Color coded comparison of VM serial number and UUID

This actually helped explain something I’ve seen before with virtual machines created by storage array-based clones having duplicate UUIDs. The top value (minus the ‘VMware-‘ prefix) is stored in the vmx file as uuid.bios. When a direct clone of the VM file is registered into inventory, the VMs UUID (and by extension, BIOS serial number) would be a duplicate of the original/source VM.

We can see in the following command/output that two VMs have different names / IDs, but have duplicate UUIDs. I’ve confirmed with dmidecode that these two guests also have the same system-serial-number.

Get-VM h207-vm-* | Select-Object Name, ID, @{N='UUID';E={$_.extensiondata.config.uuid}}

Name       Id                        UUID
----       --                        ----
h207-vm-01 VirtualMachine-vm-3147125 42023081-331b-58e1-2730-ca560789e551
h207-vm-02 VirtualMachine-vm-3147127 42023081-331b-58e1-2730-ca560789e551

If we want to change our VM UUID, to ensure all our VMs have unique serial numbers, we can do that with PowerCLI as well. For illustration purposes, I’m going to update the UUID value for the second VM to end with the number 2. However, we could also have PowerShell generate a completely new UUID with [guid]::NewGuid().

$vm = Get-VM h207-vm-02
$spec = New-Object VMware.Vim.VirtualMachineConfigSpec
$spec.uuid = '42023081-331b-58e1-2730-ca560789e552'
$vm.extensiondata.ReconfigVM_Task($spec)

The above code will update our second VM to have a UUID which ends in 552 (the string we provided). In the below code block we’ll get the same two VMs as above and note that our UUIDs have changed.

Get-VM h207-vm-* | Select-Object Name, ID, @{N='UUID';E={$_.extensiondata.config.uuid}}

Name       Id                        UUID
----       --                        ----
h207-vm-01 VirtualMachine-vm-3147125 42023081-331b-58e1-2730-ca560789e551
h207-vm-02 VirtualMachine-vm-3147127 42023081-331b-58e1-2730-ca560789e552

Knowing the BIOS serial number and UUID relationship can be understood with string manipulation, I created a quick function to reverse the original example we found. In this function we can provide a VM system-serial-number and have it select the pieces of the string required to build our UUID.

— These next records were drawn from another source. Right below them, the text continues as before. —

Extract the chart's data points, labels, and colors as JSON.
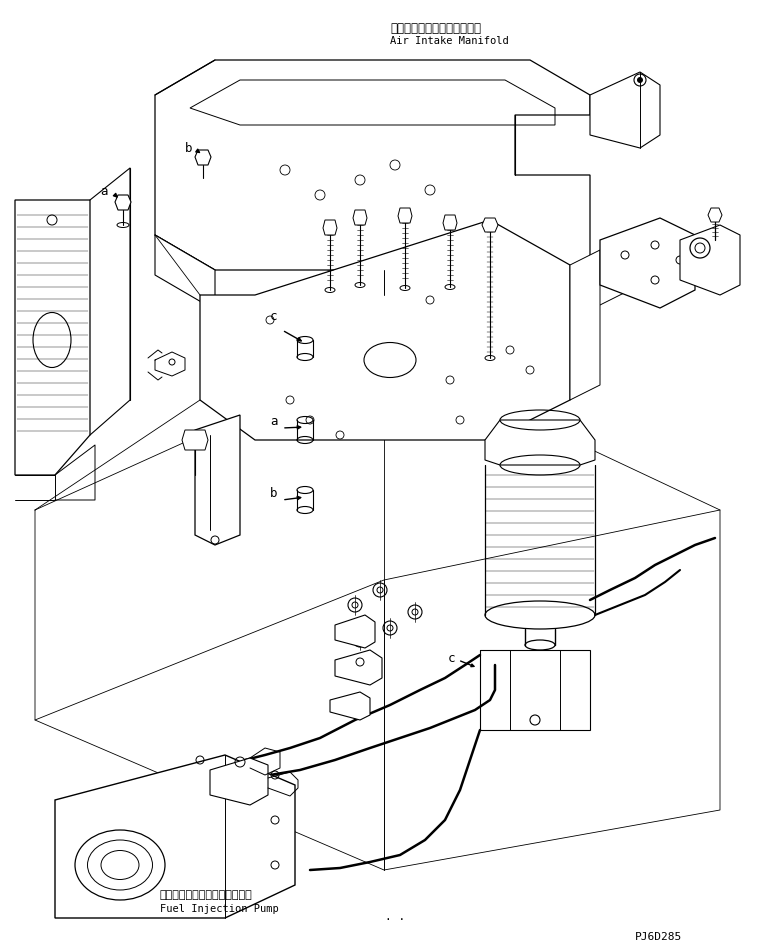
{
  "background_color": "#ffffff",
  "line_color": "#000000",
  "text_color": "#000000",
  "labels": {
    "air_intake_jp": "エアーインテークマニホルド",
    "air_intake_en": "Air Intake Manifold",
    "fuel_pump_jp": "フェルインジェクションポンプ",
    "fuel_pump_en": "Fuel Injection Pump",
    "part_number": "PJ6D285"
  },
  "figsize": [
    7.69,
    9.46
  ],
  "dpi": 100
}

function Get-VMUuidFromSerial {
  param($vmSerial)
  if ($vmSerial.length -ne 54) { write-warning "The provided serial number $vmSerial does not appear to be the correct length." }

  $myResult = $vmSerial -Replace 'VMware-', '' -Replace ' ', ''
  $myResult.substring(0, 8) + '-' + $myResult.substring(8,4) + '-' + $myResult.SubString(12,4) + '-' + $myResult.Substring(17,4) + '-' + $myResult.Substring(21, $myResult.length - 21)
}

The original code we found expected a parameter of type [VMware.VimAutomation.ViCore.Impl.V1.Inventory.VirtualMachineImpl], but our VM objects were being passed in as [VMware.VimAutomation.ViCore.Impl.V1.VM.UniversalVirtualMachineImpl], so I updated the type definition in the function. To be able to test this using a list of UUIDs from a CSV file, I ended up removing that type definition and checked the length of the string, similar to the above function. I also adjusted the function name to match the format we used above. I’m including it below for reference/safe keeping.

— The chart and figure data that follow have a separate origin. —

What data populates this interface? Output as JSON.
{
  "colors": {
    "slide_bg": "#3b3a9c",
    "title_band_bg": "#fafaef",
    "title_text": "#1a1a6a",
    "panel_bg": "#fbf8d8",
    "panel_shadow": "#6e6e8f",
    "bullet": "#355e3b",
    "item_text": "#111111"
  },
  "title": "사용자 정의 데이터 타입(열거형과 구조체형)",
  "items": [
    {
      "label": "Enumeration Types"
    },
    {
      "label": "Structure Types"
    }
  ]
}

function Get-VMSerialFromUUID {
  param($vmUUID)
  if ($vmUUID.length -ne 36) { write-warning "The provided UUID $vmUUID does not appear to be the correct length." }

  $myResult = 'VMware-'
  $serialnumtmp = $vmUUID.Replace('-','')
  for ($i = 0; $i -lt $serialnumtmp.length; $i += 2) { $myResult += $serialnumtmp.substring($i, 2); if ($myResult.Length -eq 30) {$myResult += '-' } else { $myResult += ' ' } }
  $myResult
}

Hopefully this post will help if you ever need to compare VM UUIDs with BIOS serial numbers and/or resolve duplicate serial number issues.